第67章67。眼泪若嫌多
最狭窄的地方也被撑开了。
身体紧紧地嵌合在一起。
陆茫无法形容那种感觉,他的所有理智以及正常的思考能力、感知能力和语言能力都被碾碎,在结合热那股骇人的温度下融化成乱七八糟的一团。
不断胀大的地方最终卡死在深处。
“呃,啊、傅存远。”
陆茫用力攀着那人的肩背,小声地、崩溃地叫着。
被叫到名字的人喘息粗重得宛如野兽在低吼。
终身标记在宣泄中慢慢刻印到陆茫的身体里,每一秒都被无限拉长了,在这漫长到仿佛没有尽头的片刻里,世界上所有最美好的东西都向傅存远涌来,快感奔腾狂啸着几乎撕碎了他的每一根神经,令他除了此刻的欢愉,再没有别的心力去感知任何别的东西。

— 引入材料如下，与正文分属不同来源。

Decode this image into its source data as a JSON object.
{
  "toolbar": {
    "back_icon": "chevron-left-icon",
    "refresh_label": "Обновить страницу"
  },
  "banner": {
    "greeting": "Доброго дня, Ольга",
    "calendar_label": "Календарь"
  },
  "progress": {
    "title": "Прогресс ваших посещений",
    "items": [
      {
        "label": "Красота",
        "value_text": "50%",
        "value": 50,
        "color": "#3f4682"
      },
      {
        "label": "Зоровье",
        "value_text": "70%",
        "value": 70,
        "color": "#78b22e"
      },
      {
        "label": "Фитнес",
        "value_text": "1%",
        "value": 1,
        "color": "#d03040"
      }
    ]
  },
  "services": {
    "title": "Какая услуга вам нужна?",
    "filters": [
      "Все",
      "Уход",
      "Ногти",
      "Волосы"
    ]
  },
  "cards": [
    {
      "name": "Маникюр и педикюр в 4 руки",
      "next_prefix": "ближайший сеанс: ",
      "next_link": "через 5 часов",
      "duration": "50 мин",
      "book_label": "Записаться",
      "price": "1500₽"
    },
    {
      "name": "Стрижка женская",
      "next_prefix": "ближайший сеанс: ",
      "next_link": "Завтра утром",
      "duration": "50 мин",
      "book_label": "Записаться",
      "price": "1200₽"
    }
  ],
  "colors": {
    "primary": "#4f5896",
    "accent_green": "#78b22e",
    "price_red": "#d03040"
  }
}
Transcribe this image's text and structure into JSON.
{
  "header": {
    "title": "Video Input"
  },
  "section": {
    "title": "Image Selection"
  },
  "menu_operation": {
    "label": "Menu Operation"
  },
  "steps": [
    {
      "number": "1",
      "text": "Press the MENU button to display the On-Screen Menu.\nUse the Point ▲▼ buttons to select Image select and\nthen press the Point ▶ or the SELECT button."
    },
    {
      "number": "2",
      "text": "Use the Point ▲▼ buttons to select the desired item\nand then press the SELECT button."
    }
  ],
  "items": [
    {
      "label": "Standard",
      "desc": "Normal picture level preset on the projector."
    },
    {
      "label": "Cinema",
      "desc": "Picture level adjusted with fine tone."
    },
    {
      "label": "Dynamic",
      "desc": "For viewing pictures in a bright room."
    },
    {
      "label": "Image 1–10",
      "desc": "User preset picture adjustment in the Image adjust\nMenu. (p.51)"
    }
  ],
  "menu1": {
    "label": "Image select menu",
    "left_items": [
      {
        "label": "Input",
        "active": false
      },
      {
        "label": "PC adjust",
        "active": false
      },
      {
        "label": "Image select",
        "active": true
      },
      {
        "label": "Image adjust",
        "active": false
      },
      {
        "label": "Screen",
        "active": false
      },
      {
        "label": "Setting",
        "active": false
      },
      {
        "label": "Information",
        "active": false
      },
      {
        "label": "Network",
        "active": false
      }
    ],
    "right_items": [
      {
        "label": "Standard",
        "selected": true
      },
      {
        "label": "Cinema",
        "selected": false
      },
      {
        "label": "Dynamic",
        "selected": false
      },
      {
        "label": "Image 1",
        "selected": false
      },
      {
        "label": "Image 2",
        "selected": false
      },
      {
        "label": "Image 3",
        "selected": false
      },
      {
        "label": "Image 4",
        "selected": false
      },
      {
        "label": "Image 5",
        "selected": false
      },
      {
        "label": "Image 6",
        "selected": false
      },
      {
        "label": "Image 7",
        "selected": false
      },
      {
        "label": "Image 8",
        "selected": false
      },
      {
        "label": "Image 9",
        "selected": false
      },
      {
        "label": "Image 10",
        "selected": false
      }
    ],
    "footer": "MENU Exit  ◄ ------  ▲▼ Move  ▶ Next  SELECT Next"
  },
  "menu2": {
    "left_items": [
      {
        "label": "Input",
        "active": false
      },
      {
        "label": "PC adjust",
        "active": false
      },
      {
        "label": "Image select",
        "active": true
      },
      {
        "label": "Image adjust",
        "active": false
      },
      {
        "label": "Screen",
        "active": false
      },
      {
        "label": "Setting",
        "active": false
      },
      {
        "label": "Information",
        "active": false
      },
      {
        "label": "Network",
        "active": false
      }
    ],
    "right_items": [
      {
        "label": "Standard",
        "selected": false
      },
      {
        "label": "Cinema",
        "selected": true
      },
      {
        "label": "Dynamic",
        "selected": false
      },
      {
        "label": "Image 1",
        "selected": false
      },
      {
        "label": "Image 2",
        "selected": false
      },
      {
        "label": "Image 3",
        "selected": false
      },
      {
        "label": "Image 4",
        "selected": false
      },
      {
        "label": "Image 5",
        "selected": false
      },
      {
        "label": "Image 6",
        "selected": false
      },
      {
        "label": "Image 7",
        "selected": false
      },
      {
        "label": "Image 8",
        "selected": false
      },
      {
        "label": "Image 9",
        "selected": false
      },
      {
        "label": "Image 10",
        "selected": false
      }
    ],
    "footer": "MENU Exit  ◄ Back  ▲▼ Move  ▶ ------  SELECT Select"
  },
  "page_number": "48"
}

即便如此,他都开始像是无法负荷这么强烈的快感似的,整个人不受控制地颤抖。
他这辈子都不可能忘掉这一刻。
从今往后,他才是陆茫唯一的伴侣和爱人。
在这近乎亲密无间的距离里,薄荷跟青草的味道交融,不分彼此。
不知过了多久,那种如同登临极乐般的欢愉终于开始慢慢消退,傅存远的大脑逐渐恢复思考的能力,他单手绕过陆茫的后背,把人圈进怀里,额头抵着陆茫额头,用鼻尖蹭蹭对方的鼻梁,又用唇吻掉了陆茫眼尾的泪水。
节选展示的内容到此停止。